Montreal Nouveau 2021 Review: AFTER BLUE, Succumb to the Desiring Nightmare
Paradis Sale, the original french title of Bertrand Mandico's sophomore feature, translates as 'Dirty Paradise'. And this place isn't exactly a paradise, nor is it dirty. But it is most definitely strange and surreal, filled with intoxication and eroticism, and highly dangerous. After his first feature about wild boys, it seems Mandico (a prolific filmmaker of shorts) wanted to take a proverbial (and literal) walk on the wild side with women.
Humans have long since left the earth, finding a new planet to colonize, which they name 'After Blue'. But the planet, it turns out, is hostile to men, and only women (or those with ovaries) survive. The species is maintained through artificial insemination, but society itself has become both beautiful and at times cruel, a place where witches hold political power, and hair starts growing as if in lament for the lost men.
Roxie, also known as 'Toxic', (Paula-Luna Breitenfelder), is a pretty and strange young girl; one afternoon, while being bullied by her 'friends', they come across a living head in the desert wastelands. The head (and body on which it resides) belong to Kate Bush (Agata Buzek, and yes, named after the famed musicican), a serial killer left to die for her crimes. But Roxie is almost instanslty enamoured, despite Kate's rotting appearance, and digs her up. The killer screams in delight, murders Roxie's friends, and almost seduces the girl before running off. Now, Roxie and her mother Zora (Elina Löwensohn) are forced to track down and assasinate the killer.

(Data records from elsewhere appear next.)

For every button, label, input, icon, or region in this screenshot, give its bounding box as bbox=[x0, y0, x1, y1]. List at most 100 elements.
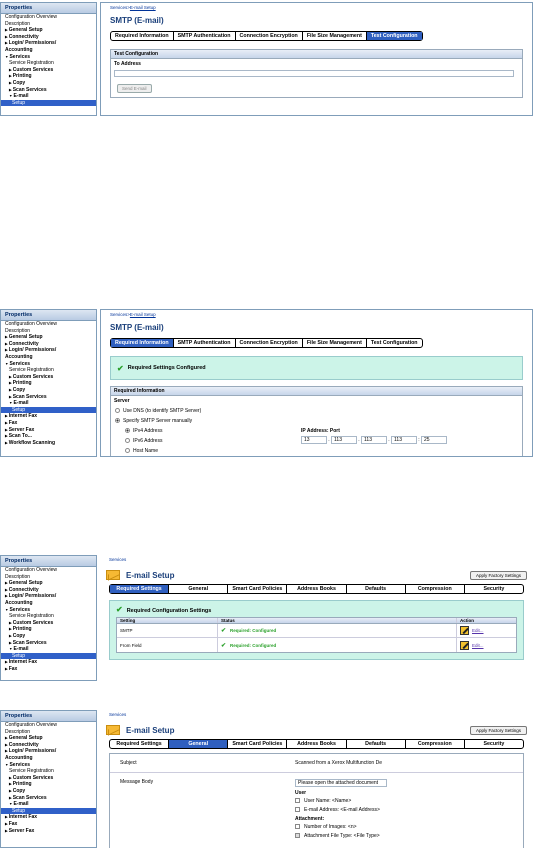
sidebar-item-scan-services[interactable]: ▶Scan Services bbox=[1, 87, 96, 94]
user-email-option[interactable]: E-mail Address: <E-mail Address> bbox=[295, 807, 387, 813]
sidebar-item-custom-services[interactable]: ▶Custom Services bbox=[1, 620, 96, 627]
edit-link[interactable]: Edit... bbox=[472, 628, 484, 633]
sidebar-item-services[interactable]: ▼Services bbox=[1, 762, 96, 769]
tab-compression[interactable]: Compression bbox=[406, 585, 465, 593]
sidebar-item-login-permissions[interactable]: ▶Login/ Permissions/ bbox=[1, 40, 96, 47]
tab-test-configuration[interactable]: Test Configuration bbox=[366, 32, 422, 40]
user-name-option[interactable]: User Name: <Name> bbox=[295, 798, 387, 804]
tab-required-information[interactable]: Required Information bbox=[111, 339, 174, 347]
sidebar-item-printing[interactable]: ▶Printing bbox=[1, 626, 96, 633]
radio-hostname[interactable] bbox=[125, 448, 130, 454]
sidebar-item-copy[interactable]: ▶Copy bbox=[1, 633, 96, 640]
sidebar-item-scan-services[interactable]: ▶Scan Services bbox=[1, 795, 96, 802]
sidebar-item-description[interactable]: Description bbox=[1, 328, 96, 335]
sidebar-item-connectivity[interactable]: ▶Connectivity bbox=[1, 341, 96, 348]
sidebar-item-email[interactable]: ▼E-mail bbox=[1, 646, 96, 653]
sidebar-item-custom-services[interactable]: ▶Custom Services bbox=[1, 775, 96, 782]
sidebar-item-email[interactable]: ▼E-mail bbox=[1, 801, 96, 808]
sidebar-item-accounting[interactable]: Accounting bbox=[1, 600, 96, 607]
sidebar-item-connectivity[interactable]: ▶Connectivity bbox=[1, 742, 96, 749]
user-name-checkbox[interactable] bbox=[295, 798, 300, 804]
tab-file-size-management[interactable]: File Size Management bbox=[303, 32, 367, 40]
tab-required-settings[interactable]: Required Settings bbox=[110, 585, 170, 593]
sidebar-item-scan-services[interactable]: ▶Scan Services bbox=[1, 394, 96, 401]
sidebar-item-scan-services[interactable]: ▶Scan Services bbox=[1, 640, 96, 647]
sidebar-item-general-setup[interactable]: ▶General Setup bbox=[1, 27, 96, 34]
sidebar-item-general-setup[interactable]: ▶General Setup bbox=[1, 580, 96, 587]
sidebar-item-setup[interactable]: Setup bbox=[1, 406, 96, 414]
tab-required-information[interactable]: Required Information bbox=[111, 32, 174, 40]
sidebar-item-services[interactable]: ▼Services bbox=[1, 607, 96, 614]
sidebar-item-configuration-overview[interactable]: Configuration Overview bbox=[1, 321, 96, 328]
file-type-checkbox[interactable] bbox=[295, 833, 300, 839]
sidebar-item-email[interactable]: ▼E-mail bbox=[1, 93, 96, 100]
port-field[interactable]: 25 bbox=[421, 436, 447, 444]
sidebar-item-setup[interactable]: Setup bbox=[1, 99, 96, 107]
send-email-button[interactable]: Send E-mail bbox=[117, 84, 152, 93]
sidebar-item-fax[interactable]: ▶Fax bbox=[1, 666, 96, 673]
edit-pencil-icon[interactable] bbox=[460, 640, 469, 650]
sidebar-item-copy[interactable]: ▶Copy bbox=[1, 80, 96, 87]
sidebar-item-setup[interactable]: Setup bbox=[1, 652, 96, 660]
tab-security[interactable]: Security bbox=[465, 585, 523, 593]
edit-pencil-icon[interactable] bbox=[460, 626, 469, 635]
tab-smtp-authentication[interactable]: SMTP Authentication bbox=[174, 339, 236, 347]
sidebar-item-description[interactable]: Description bbox=[1, 574, 96, 581]
sidebar-item-internet-fax[interactable]: ▶Internet Fax bbox=[1, 814, 96, 821]
tab-connection-encryption[interactable]: Connection Encryption bbox=[236, 32, 303, 40]
sidebar-item-accounting[interactable]: Accounting bbox=[1, 354, 96, 361]
radio-manual[interactable] bbox=[115, 418, 120, 424]
ip-octet-4[interactable]: 113 bbox=[391, 436, 417, 444]
tab-required-settings[interactable]: Required Settings bbox=[110, 740, 170, 748]
num-images-option[interactable]: Number of Images: <n> bbox=[295, 824, 387, 830]
radio-dns[interactable] bbox=[115, 408, 120, 414]
sidebar-item-custom-services[interactable]: ▶Custom Services bbox=[1, 67, 96, 74]
ip-octet-3[interactable]: 113 bbox=[361, 436, 387, 444]
sidebar-item-printing[interactable]: ▶Printing bbox=[1, 73, 96, 80]
sidebar-item-description[interactable]: Description bbox=[1, 729, 96, 736]
ipv6-option[interactable]: IPv6 Address bbox=[121, 436, 301, 446]
sidebar-item-internet-fax[interactable]: ▶Internet Fax bbox=[1, 659, 96, 666]
tab-connection-encryption[interactable]: Connection Encryption bbox=[236, 339, 303, 347]
tab-smart-card-policies[interactable]: Smart Card Policies bbox=[228, 585, 288, 593]
sidebar-item-login-permissions[interactable]: ▶Login/ Permissions/ bbox=[1, 593, 96, 600]
manual-option[interactable]: Specify SMTP Server manually bbox=[111, 416, 522, 426]
sidebar-item-general-setup[interactable]: ▶General Setup bbox=[1, 334, 96, 341]
tab-compression[interactable]: Compression bbox=[406, 740, 465, 748]
sidebar-item-login-permissions[interactable]: ▶Login/ Permissions/ bbox=[1, 748, 96, 755]
sidebar-item-custom-services[interactable]: ▶Custom Services bbox=[1, 374, 96, 381]
tab-address-books[interactable]: Address Books bbox=[287, 740, 347, 748]
user-email-checkbox[interactable] bbox=[295, 807, 300, 813]
tab-file-size-management[interactable]: File Size Management bbox=[303, 339, 367, 347]
ipv4-option[interactable]: IPv4 Address bbox=[121, 426, 301, 436]
sidebar-item-connectivity[interactable]: ▶Connectivity bbox=[1, 587, 96, 594]
sidebar-item-configuration-overview[interactable]: Configuration Overview bbox=[1, 722, 96, 729]
radio-ipv6[interactable] bbox=[125, 438, 130, 444]
sidebar-item-services[interactable]: ▼Services bbox=[1, 54, 96, 61]
num-images-checkbox[interactable] bbox=[295, 824, 300, 830]
edit-link[interactable]: Edit... bbox=[472, 643, 484, 648]
sidebar-item-service-registration[interactable]: Service Registration bbox=[1, 60, 96, 67]
sidebar-item-fax[interactable]: ▶Fax bbox=[1, 420, 96, 427]
sidebar-item-login-permissions[interactable]: ▶Login/ Permissions/ bbox=[1, 347, 96, 354]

Zora and Roxie's world may have been strange, but they were at least at the centre of their civilzation, surrounded by the council of maginificant witches, with a community to go to for help or solace. Now they are in the wilds. But these are not barren wilds, far from it; this is a world of strange hills teeming with (presumably magic) mushrooms, creatures adapted for sexual pleasuring, backwoods folks too long separated from conversation that their languages do not match; and the knowledge that at any moment, Bush can find them and kill them before they kill her.
Mandico gives us a trippy, sensual, frightening world, in which everything from plant to animal is either beautiful or will kill you, or often both. Just because this is a woman-only society, doesn't mean their isn't violence; but it doesn't mean there is only violence, either. Zora and Roxie's journey is not lonely, but at times it is lonesome, as mother and daughter's connection is tested. This is a world where guns are manufactured under designer labels like Gucci and Chanel; where survival is attainable in the natural resources, and therefore, it is the community they create that makes the society.
There might be (understandable) comparisons to a lot of 70s trippy surrealist cinema, especially the work of Alejandro Jodorowsky; which is a compliment, of course, but Mandico is creating a world of his own, supringsingly astute to what a world of women might look like: certain ideas, certain ways of living, a vision of society that might be a lot emotionally healthier than what we have now; but human nature is human nature. The heart wants, the body definitely wants, and the threat of violence might be less, but it still exists. Danger and blood and desire, and the state of pleasure is always just a finger-beckon away on this planet.
After Blue comes on like a slow-burning fever, with a meditative abstraction that is likely to test some people's patience, and yet there are rewards for those who succomb to its dream-nightmare that sits at the edge of waking.